Zhang Xinyu, Yu Deshui
Department of Anesthesiology, The Second People's Hospital of Yibin, Yibin, China.
Clinical Research and Translational Center, Second People's Hospital of Yibin City-West China Yibin Hospital, Sichuan University, Yibin, China.
Medicine (Baltimore). 2024 May 3;103(18):e37925. doi: 10.1097/MD.0000000000037925.
Guillain-Barré syndrome (GBS) epitomizes an acute peripheral neuropathy hallmarked by an autoimmune retort directed at the myelin sheath enwrapping peripheral nerves. While it is widely acknowledged that a majority of GBS patients boast a history of antecedent infections, the documentation of postoperative GBS occurrences is progressively mounting. Drawing upon an exhaustive compendium of recent case reports, the disease's inception spans a gamut from within 1 hour to 1.2 years.
At this juncture, we proffer a singular case: an instance involving a 51-year-old gentleman who underwent lumbar spine surgery, only to encounter immediate debilitation of limb and respiratory musculature.
Post elimination of variables linked to anesthetic agents, encephalon, and spinal cord pathologies, a potent suspicion of superacute GBS onset emerged.

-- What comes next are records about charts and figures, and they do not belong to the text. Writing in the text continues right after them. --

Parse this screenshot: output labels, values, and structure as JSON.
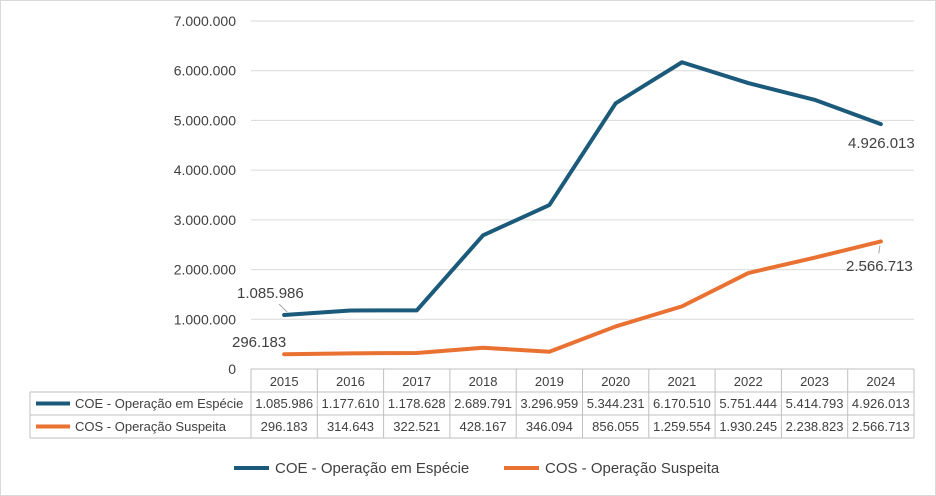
{
  "chart_data": {
    "type": "line",
    "title": "",
    "xlabel": "",
    "ylabel": "",
    "ylim": [
      0,
      7000000
    ],
    "ytick_values": [
      0,
      1000000,
      2000000,
      3000000,
      4000000,
      5000000,
      6000000,
      7000000
    ],
    "ytick_labels": [
      "0",
      "1.000.000",
      "2.000.000",
      "3.000.000",
      "4.000.000",
      "5.000.000",
      "6.000.000",
      "7.000.000"
    ],
    "grid": true,
    "legend": "bottom",
    "categories": [
      "2015",
      "2016",
      "2017",
      "2018",
      "2019",
      "2020",
      "2021",
      "2022",
      "2023",
      "2024"
    ],
    "series": [
      {
        "name": "COE - Operação em Espécie",
        "color": "#1b5a7a",
        "values": [
          1085986,
          1177610,
          1178628,
          2689791,
          3296959,
          5344231,
          6170510,
          5751444,
          5414793,
          4926013
        ],
        "labels": [
          "1.085.986",
          "1.177.610",
          "1.178.628",
          "2.689.791",
          "3.296.959",
          "5.344.231",
          "6.170.510",
          "5.751.444",
          "5.414.793",
          "4.926.013"
        ]
      },
      {
        "name": "COS - Operação Suspeita",
        "color": "#e97132",
        "values": [
          296183,
          314643,
          322521,
          428167,
          346094,
          856055,
          1259554,
          1930245,
          2238823,
          2566713
        ],
        "labels": [
          "296.183",
          "314.643",
          "322.521",
          "428.167",
          "346.094",
          "856.055",
          "1.259.554",
          "1.930.245",
          "2.238.823",
          "2.566.713"
        ]
      }
    ],
    "annotations": [
      {
        "series": 0,
        "index": 0,
        "text": "1.085.986"
      },
      {
        "series": 0,
        "index": 9,
        "text": "4.926.013"
      },
      {
        "series": 1,
        "index": 0,
        "text": "296.183"
      },
      {
        "series": 1,
        "index": 9,
        "text": "2.566.713"
      }
    ]
  }
}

Subsequent to immunoglobulin therapy, plasmapheresis, and adjunctive support, the patient's ultimate demise became manifest.
No progress was found to date.
Given GBS's potential to instigate paralysis, respiratory collapse, and autonomic nervous system aberrations, alongside other pernicious sequelae, coupled with the exceptional rarity of the temporal onset in this particular instance, it undeniably proffers an imposing conundrum for anesthetists in the realm of differential diagnosis and therapeutic conduct. During the postoperative convalescence phase under anesthesia, should the patient evince deviant limb musculature vigor and compromised respiratory sinews, the prospect of GBS must not be consigned to oblivion. Precision in diagnosis conjoined with apt therapeutic measures could well be the harbinger of a divergent denouement for the afflicted patient.
吉兰-巴雷综合征(GBS)是急性周围神经病的典型代表,其特征是针对包裹周围神经的髓鞘的自身免疫反应。虽然人们普遍认为大多数GBS患者有前驱感染史,但术后发生GBS的记录也在逐渐增加。根据最近详尽的病例报告汇编,该疾病的发病时间跨度从1小时到1.2年不等。
在此,我们提供一个独特的病例:一名51岁的男性接受了腰椎手术,术后立即出现肢体和呼吸肌肉功能衰弱。
在排除与麻醉剂、脑和脊髓病变相关的变量后,强烈怀疑为超急性GBS发作。
在进行免疫球蛋白治疗、血浆置换和辅助支持后,患者最终死亡。
迄今为止没有进展。
鉴于GBS有可能引发瘫痪、呼吸衰竭和自主神经系统异常以及其他有害后遗症,再加上此例中发病时间极为罕见,这无疑给麻醉师在鉴别诊断和治疗方面带来了一个棘手的难题。在麻醉后的术后恢复期,如果患者出现肢体肌肉力量异常和呼吸肌无力,绝不能忽视GBS的可能性。准确的诊断加上恰当的治疗措施很可能为患病患者带来不同的结局。